Mar 01, 2017 2:40pm

UNDERSTANDING ACCOUNTING AND FINANCE

I’ve been told all my life by some asshole or other that I don’t understand accounting or finance. And I always found that humorous. I took the same classes as everyone else. I just learned something very different from them: most of it is used to lie under pseudoscientific pretense caused entirely by the necessity of limiting profitability in order to reduce taxation, complying with government regulation that obscures real costs of doing business, and complying with bank lending requirements that force you to claim regularity to your income that does not exist, forcing you to keep Operational P&L to run a business, Credit P&L to borrow money, Tax P&L to pay taxes, and Investor P&L to estimate upside.

But given the archaic and pseudoscientific nature of accounting and finance and that super-pseudoscience we call mainstream macro economics, all of these things are falsehoods that address special cases.

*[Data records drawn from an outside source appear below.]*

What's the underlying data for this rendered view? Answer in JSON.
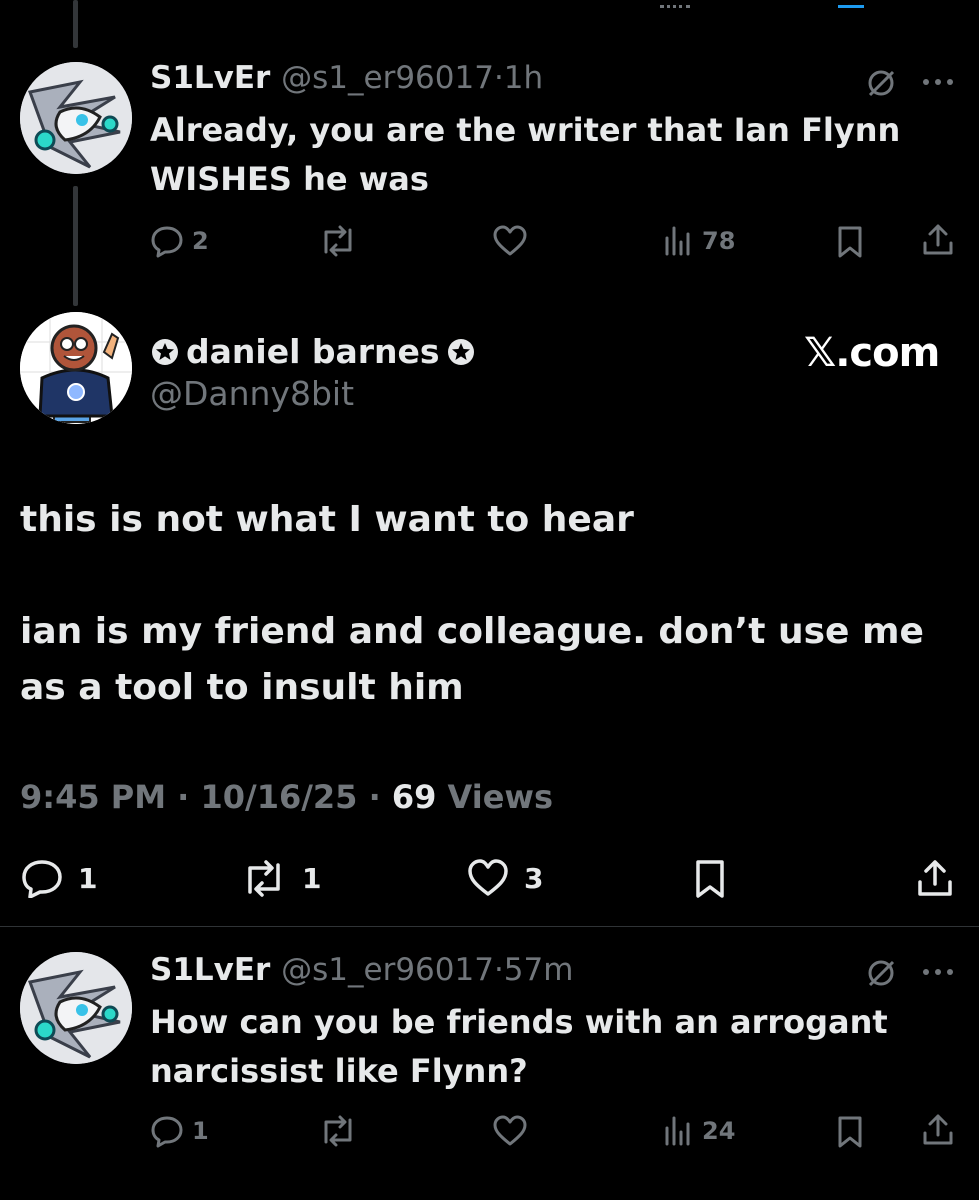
{
  "reply1": {
    "display_name": "S1LvEr",
    "handle": "@s1_er96017",
    "sep": "·",
    "time": "1h",
    "text_line1": "Already, you are the writer that Ian Flynn",
    "text_line2": "WISHES he was",
    "replies": "2",
    "retweets": "",
    "likes": "",
    "views": "78"
  },
  "main": {
    "display_name": "daniel barnes",
    "handle": "@Danny8bit",
    "watermark": "𝕏.com",
    "paragraph1": "this is not what I want to hear",
    "paragraph2_line1": "ian is my friend and colleague. don’t use me",
    "paragraph2_line2": "as a tool to insult him",
    "timestamp": "9:45 PM · 10/16/25 · ",
    "views_count": "69",
    "views_label": " Views",
    "replies": "1",
    "retweets": "1",
    "likes": "3"
  },
  "reply2": {
    "display_name": "S1LvEr",
    "handle": "@s1_er96017",
    "sep": "·",
    "time": "57m",
    "text_line1": "How can you be friends with an arrogant",
    "text_line2": "narcissist like Flynn?",
    "replies": "1",
    "views": "24"
  },
  "colors": {
    "background": "#000000",
    "text": "#e7e9ea",
    "muted": "#71767b",
    "divider": "#2f3336"
  }
}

The value of a business is one of three things: the current liquidation value in the event of closure, the value of the business as a going concern to a competitor in the market, and the value to some sucker you can find who will pay you more than either of those numbers.

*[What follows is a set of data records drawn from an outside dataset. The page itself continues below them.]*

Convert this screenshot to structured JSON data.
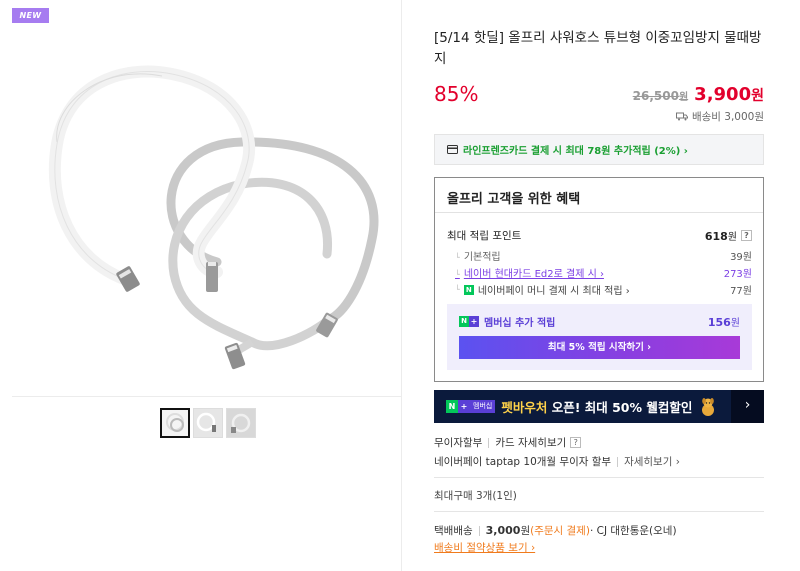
{
  "badge": "NEW",
  "product": {
    "title": "[5/14 핫딜] 올프리 샤워호스 튜브형 이중꼬임방지 물때방지",
    "discount": "85%",
    "original_price": "26,500",
    "original_unit": "원",
    "sale_price": "3,900",
    "sale_unit": "원",
    "shipping_fee": "배송비 3,000원"
  },
  "thumbnails": [
    {
      "name": "thumb-1",
      "active": true
    },
    {
      "name": "thumb-2",
      "active": false
    },
    {
      "name": "thumb-3",
      "active": false
    }
  ],
  "card_banner": "라인프렌즈카드 결제 시 최대 78원 추가적립 (2%) ›",
  "benefits": {
    "title": "올프리 고객을 위한 혜택",
    "max_label": "최대 적립 포인트",
    "max_value": "618",
    "max_unit": "원",
    "help": "?",
    "rows": [
      {
        "label": "기본적립",
        "value": "39원"
      },
      {
        "label": "네이버 현대카드 Ed2로 결제 시 ›",
        "value": "273원"
      },
      {
        "label": "네이버페이 머니 결제 시 최대 적립 ›",
        "value": "77원"
      }
    ],
    "npay_icon": "N",
    "membership_label": "멤버십 추가 적립",
    "membership_value": "156",
    "membership_unit": "원",
    "membership_button": "최대 5% 적립 시작하기 ›"
  },
  "promo": {
    "n": "N",
    "plus": "+",
    "membership_tag": "멤버십",
    "text_a": "펫바우처",
    "text_b": " 오픈! 최대 50% 웰컴할인",
    "arrow": "›"
  },
  "payment": {
    "interest_free": "무이자할부",
    "card_detail": "카드 자세히보기",
    "help": "?",
    "taptap": "네이버페이 taptap 10개월 무이자 할부",
    "detail": "자세히보기 ›"
  },
  "max_purchase": "최대구매 3개(1인)",
  "delivery": {
    "method": "택배배송",
    "price": "3,000",
    "unit": "원",
    "condition": "(주문시 결제)",
    "carrier": " · CJ 대한통운(오네)",
    "link": "배송비 절약상품 보기 ›"
  },
  "colors": {
    "accent_red": "#e2002c",
    "naver_green": "#03c75a",
    "membership_purple": "#5a3fd6",
    "badge_purple": "#a67cf0",
    "promo_bg": "#0b1a3c",
    "orange": "#f07b1d"
  }
}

What it is expressly NOT is whatever nonsense your bank, or the government says that it is. Every time I hear the value of a company is expressed in market cap I wanna put irons on someone and stick them in a cell.

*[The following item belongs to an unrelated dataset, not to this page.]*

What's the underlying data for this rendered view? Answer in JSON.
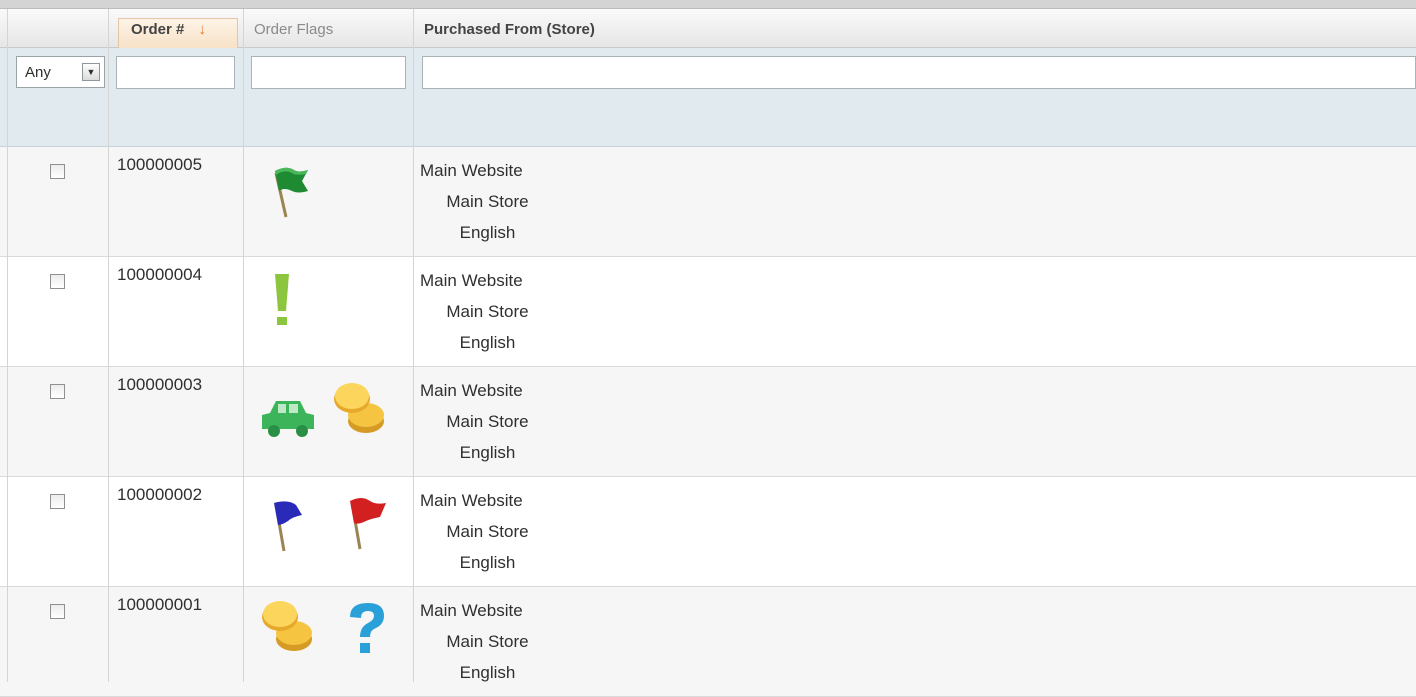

Suckers exist in america in large numbers principally because we just create so many of them, and we hold so few punishments for them, that the legal and financial industry largely seems to exist in order to allow and profit from, sucker- plays. Now sure, you might be lucky and get a Peter Theil or one of the other Paypal Mafia to invest in your company. These are entrepreneurs who happen to have turned to entrepreneurship at scale. They are not engaged in financialization which provides them with gains whether you win or lose. But that is exactly how most of the capitalist class functions.

We need to get back to lender beware.